Staying Lean During Quarantine

Kariuki Massio '21, Contributor

The Coronavirus has dominated the headlines. From the news, to Facebook, to Instagram, there seems to be no escape from the impact this epidemic has had on our lives. The past few months have been a struggle for many who are trying to maintain daily routines, which has become very difficult.

With the Coronavirus at an all time high and the world on lockdown it is easy to lack the motivation to do more than wake up, eat, sleep, and repeat.

One of the most noticeable aspects of life the epidemic has affected is our ability to stay active. It has become exceedingly difficult to come up with ways to keep staying mobile. But even with indoor gyms, outdoor exercise areas, and other athletic facilities are closed, there are still several exercises we can do to stay healthy and active.

For the upper body, exercises such as push-ups and pull-ups are the best route to go. Push-ups are a compound movement meaning they work multiple muscles in the body including your shoulders, triceps, chest, and even core. The beauty in push-ups is that there are a multitude of variations that can be done to target different muscle groups more effectively.

For example, to focus on your triceps and biceps, try a close grip variation with your hands touching. Doing wide grip push-ups will assist pectoral and shoulder growth and help strengthen your core muscles.

To avoid overworking only one part of your upper body make sure to also complete pull-ups. Pull-ups help strengthen your back, especially targeting your lat muscles.

If you do not have weights with you, there are still plenty of exercises to help work your lower body. The most basic ones are squats, lunges, and calf raises. Squats and lunges, being similar, both work on your upper leg muscles. One of the targeted muscles is the gluteus maximus, which is the largest muscle in the body and is used for almost all movements in your legs.

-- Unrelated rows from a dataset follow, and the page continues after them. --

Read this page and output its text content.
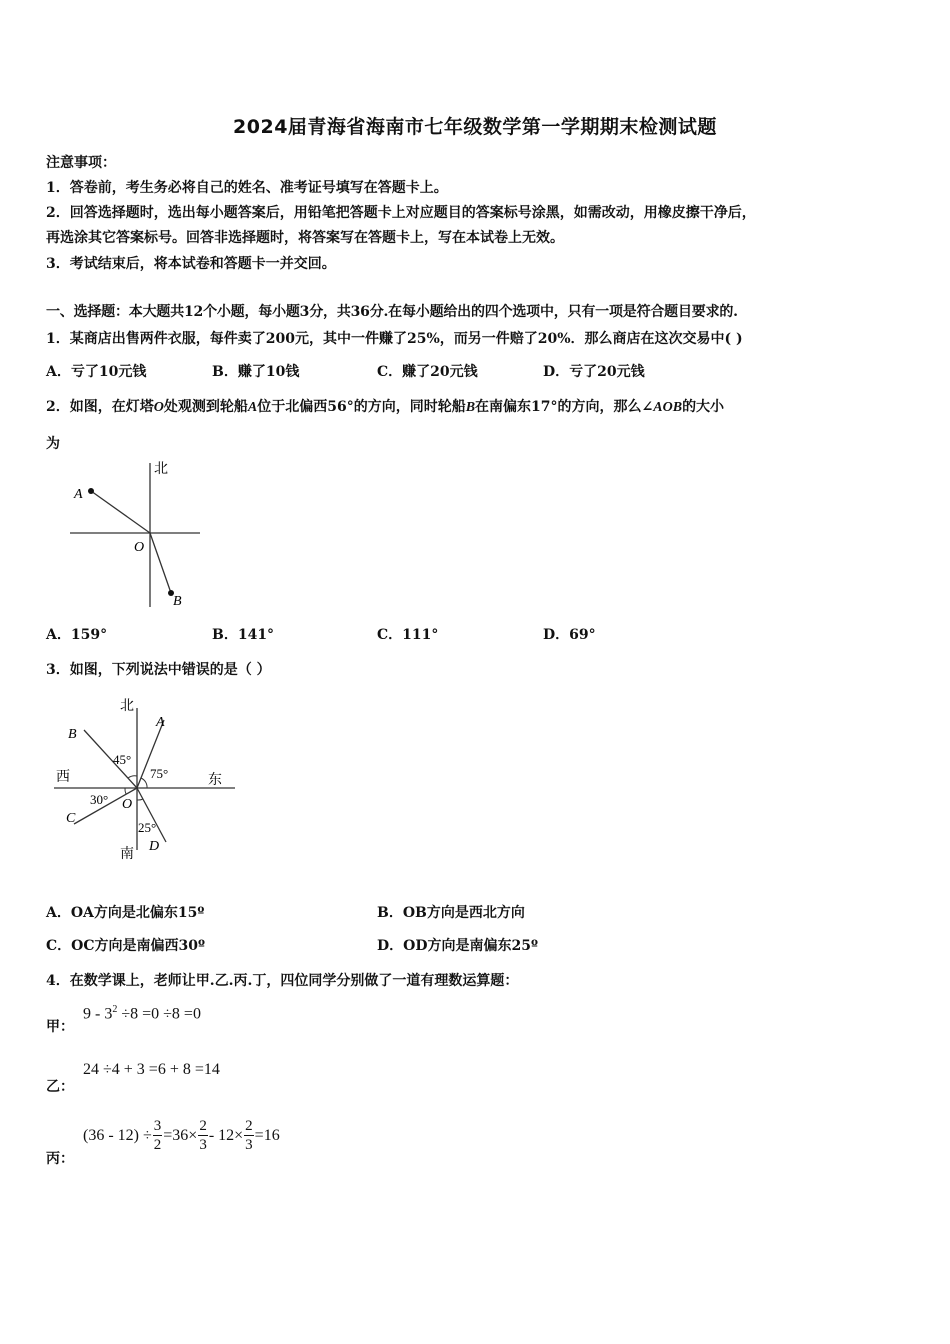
2024届青海省海南市七年级数学第一学期期末检测试题
注意事项：
1．答卷前，考生务必将自己的姓名、准考证号填写在答题卡上。
2．回答选择题时，选出每小题答案后，用铅笔把答题卡上对应题目的答案标号涂黑，如需改动，用橡皮擦干净后，
再选涂其它答案标号。回答非选择题时，将答案写在答题卡上，写在本试卷上无效。
3．考试结束后，将本试卷和答题卡一并交回。
一、选择题：本大题共12个小题，每小题3分，共36分.在每小题给出的四个选项中，只有一项是符合题目要求的.
1．某商店出售两件衣服，每件卖了200元，其中一件赚了25%，而另一件赔了20%．那么商店在这次交易中( )
A．亏了10元钱	B．赚了10钱	C．赚了20元钱	D．亏了20元钱
2．如图，在灯塔O处观测到轮船A位于北偏西56°的方向，同时轮船B在南偏东17°的方向，那么∠AOB的大小
为
北
A
O
B
A．159°	B．141°	C．111°	D．69°
3．如图，下列说法中错误的是（ ）
北
南
西	东
A
B
C
D
O
45°
75°
30°
25°
A．OA方向是北偏东15º	B．OB方向是西北方向
C．OC方向是南偏西30º	D．OD方向是南偏东25º
4．在数学课上，老师让甲.乙.丙.丁，四位同学分别做了一道有理数运算题：
甲：
$9 - 3^2 \div 8 =0 \div 8 =0$
乙：
24 ÷4 + 3 =6 + 8 =14
丙：
$(36 - 12) \div \frac{3}{2} =36\times \frac{2}{3} - 12\times \frac{2}{3} =16$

Calf raises, as the name indicates, are a movement that isolates your calf muscles and helps build muscle mass in that area which increases overall athleticism. For those who want workouts more tailored to fast-paced athletic movements, adding jumps to these workouts does the trick.

Variations such as jump tucks where you jump and tuck your knees up to your chest and jump lunges where you alternate your legs back and forth while jumping help tremendously with explosiveness and agility.

Doing these simple exercises can not only break the monotony of quarantine, but also keep our spirits up when everything around us seems to be negative.